Con un fuerte despliegue en terreno y un mensaje centrado en las familias, Javier Crasemann se perfila como uno de los favoritos en la recta final de la elección.
En cada feria, camino rural o junta de vecinos, Javier Crasemann ha dejado una huella. Su manera sencilla de hablar, su cercanía y su defensa sin discursos vacíos de lo que realmente importa —la familia, el trabajo agrícola, el agua y la seguridad— lo han transformado en una figura que genera confianza.
“Yo vivo en este Valle, y no necesito que me cuenten lo que aquí se vive. He visto cómo las familias trabajan la tierra con esfuerzo, pero también con esperanza. Mi compromiso es con ellos, con los que se levantan temprano y no piden privilegios, sino oportunidades”, señala Crasemann.

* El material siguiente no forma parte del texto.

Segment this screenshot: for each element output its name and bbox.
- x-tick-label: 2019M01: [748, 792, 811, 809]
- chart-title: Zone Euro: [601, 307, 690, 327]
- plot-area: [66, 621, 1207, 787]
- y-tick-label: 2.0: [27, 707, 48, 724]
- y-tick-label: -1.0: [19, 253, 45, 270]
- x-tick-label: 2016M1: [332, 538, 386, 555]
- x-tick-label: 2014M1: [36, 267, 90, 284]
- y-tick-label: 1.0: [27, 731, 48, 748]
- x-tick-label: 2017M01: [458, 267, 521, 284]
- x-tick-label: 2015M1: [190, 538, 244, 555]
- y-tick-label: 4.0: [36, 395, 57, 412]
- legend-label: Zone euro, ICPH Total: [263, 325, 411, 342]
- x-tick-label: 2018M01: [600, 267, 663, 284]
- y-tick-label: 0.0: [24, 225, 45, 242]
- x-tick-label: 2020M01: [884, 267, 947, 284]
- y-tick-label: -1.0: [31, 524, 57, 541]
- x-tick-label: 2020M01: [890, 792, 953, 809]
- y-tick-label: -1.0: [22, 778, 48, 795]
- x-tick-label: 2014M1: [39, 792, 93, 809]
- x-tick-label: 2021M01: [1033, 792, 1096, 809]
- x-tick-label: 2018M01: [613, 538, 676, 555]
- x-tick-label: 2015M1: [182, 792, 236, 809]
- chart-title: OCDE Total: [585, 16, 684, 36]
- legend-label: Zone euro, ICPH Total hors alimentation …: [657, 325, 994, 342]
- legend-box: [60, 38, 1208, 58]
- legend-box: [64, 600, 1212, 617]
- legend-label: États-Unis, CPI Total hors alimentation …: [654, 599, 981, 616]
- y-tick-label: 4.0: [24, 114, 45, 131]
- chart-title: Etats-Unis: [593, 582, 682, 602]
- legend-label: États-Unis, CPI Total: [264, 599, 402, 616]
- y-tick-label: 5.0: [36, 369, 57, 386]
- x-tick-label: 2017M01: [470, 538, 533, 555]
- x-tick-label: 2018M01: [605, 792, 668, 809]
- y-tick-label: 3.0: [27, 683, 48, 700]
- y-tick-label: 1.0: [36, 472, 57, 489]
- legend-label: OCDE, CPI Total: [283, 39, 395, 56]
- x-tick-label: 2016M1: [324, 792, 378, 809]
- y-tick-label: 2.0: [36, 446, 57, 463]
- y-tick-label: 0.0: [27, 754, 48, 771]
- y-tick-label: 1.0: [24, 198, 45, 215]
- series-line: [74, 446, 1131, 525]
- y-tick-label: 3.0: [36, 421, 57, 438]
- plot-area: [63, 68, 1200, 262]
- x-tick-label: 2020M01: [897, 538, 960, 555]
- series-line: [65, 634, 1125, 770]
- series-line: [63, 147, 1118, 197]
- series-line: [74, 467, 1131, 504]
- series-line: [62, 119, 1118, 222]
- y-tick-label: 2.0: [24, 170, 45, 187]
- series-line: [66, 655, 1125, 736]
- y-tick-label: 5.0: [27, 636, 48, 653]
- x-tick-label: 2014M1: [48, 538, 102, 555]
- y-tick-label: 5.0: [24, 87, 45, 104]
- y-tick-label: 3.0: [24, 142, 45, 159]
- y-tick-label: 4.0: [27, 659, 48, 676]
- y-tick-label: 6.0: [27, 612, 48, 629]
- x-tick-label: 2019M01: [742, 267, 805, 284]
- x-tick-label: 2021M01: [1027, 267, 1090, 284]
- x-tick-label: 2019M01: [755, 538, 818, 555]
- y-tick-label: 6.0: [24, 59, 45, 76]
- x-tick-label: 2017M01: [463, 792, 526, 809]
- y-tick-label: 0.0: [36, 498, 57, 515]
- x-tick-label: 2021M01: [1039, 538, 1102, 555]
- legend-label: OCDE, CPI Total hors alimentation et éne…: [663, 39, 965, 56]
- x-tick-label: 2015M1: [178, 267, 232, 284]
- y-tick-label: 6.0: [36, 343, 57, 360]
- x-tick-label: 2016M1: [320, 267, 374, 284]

Su crecimiento en las últimas semanas ha sido explosivo, algo que reconocen incluso desde otros sectores políticos. Su mensaje ha conectado con los sentimientos profundos del distrito 6: la necesidad de cuidar las tradiciones, asegurar el agua para el futuro y devolver la tranquilidad a las familias. “Defender nuestras tradiciones es mirar hacia adelante con identidad y orgullo”, agrega el candidato.
A menos de dos semanas de la elección, todo indica que el Valle del Aconcagua tendrá a uno de los suyos en el Congreso. Crasemann representa hoy una voz local, fuerte y auténtica, que se alza entre los cerros y el río con la convicción de que los cambios verdaderos comienzan desde el corazón de la gente.